Time Period: January 1, 2017 – March 15, 2017CBP Direct

DOC Total

EPA Total

The results show that in relative magnitude, CBP has many more unfilled requests than either the EPA or the Department of Commerce. CBP has (3,309/9397= .352) more than 35% of unfilled requests that are 41-60 days long. EPA has (68/1,688=.040) more than 4% of unfilled requests and DOC has (10/197= .0508) more than 5% of unfilled requests for the same length of time (i.e., 41-60 days). Another interesting statistic is that the overwhelming majority of CBP requests appear to be filled after 90 days of submission.  The same is not true at EPA and DOC. The majority of EPA and DOC requests are fulfilled within 20 days.

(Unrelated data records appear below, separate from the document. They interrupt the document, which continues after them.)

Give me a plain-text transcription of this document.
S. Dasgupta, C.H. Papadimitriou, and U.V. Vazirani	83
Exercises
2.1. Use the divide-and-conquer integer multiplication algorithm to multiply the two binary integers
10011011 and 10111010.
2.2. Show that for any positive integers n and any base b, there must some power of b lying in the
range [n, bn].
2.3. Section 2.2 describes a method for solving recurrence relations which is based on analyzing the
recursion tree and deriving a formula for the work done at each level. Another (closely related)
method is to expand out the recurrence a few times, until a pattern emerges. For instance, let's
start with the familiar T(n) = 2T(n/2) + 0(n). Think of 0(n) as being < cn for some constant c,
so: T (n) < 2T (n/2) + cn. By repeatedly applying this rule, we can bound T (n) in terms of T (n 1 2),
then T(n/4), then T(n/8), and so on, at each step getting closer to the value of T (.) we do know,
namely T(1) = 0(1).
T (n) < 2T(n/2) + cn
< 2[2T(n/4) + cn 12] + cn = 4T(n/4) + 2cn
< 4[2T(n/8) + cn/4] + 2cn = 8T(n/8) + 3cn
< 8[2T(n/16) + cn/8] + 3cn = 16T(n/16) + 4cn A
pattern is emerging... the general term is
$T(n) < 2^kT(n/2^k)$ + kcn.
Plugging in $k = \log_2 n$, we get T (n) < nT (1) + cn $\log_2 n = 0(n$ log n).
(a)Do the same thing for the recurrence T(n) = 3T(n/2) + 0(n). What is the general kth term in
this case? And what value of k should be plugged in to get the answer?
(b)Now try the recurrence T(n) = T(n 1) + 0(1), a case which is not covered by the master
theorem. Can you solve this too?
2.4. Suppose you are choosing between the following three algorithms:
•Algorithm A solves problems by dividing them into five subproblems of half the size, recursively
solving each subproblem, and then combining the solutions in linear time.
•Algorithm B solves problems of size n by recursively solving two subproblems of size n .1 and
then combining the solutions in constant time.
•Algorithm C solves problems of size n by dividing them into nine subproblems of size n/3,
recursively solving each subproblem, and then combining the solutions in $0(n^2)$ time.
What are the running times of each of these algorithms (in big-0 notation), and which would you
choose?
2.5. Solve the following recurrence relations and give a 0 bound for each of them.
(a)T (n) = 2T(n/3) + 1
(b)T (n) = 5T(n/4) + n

FOIA requests made to CBP could easily take up to 90 days to fulfill while similar simple EPA and DOC requests could take no more than 20 days to fulfill. These data, however, say nothing about the complexity of these simple requests. They also say nothing about the amount of time each agency spends on completing each request.

Regardless, I am still waiting for the data I requested from CBP.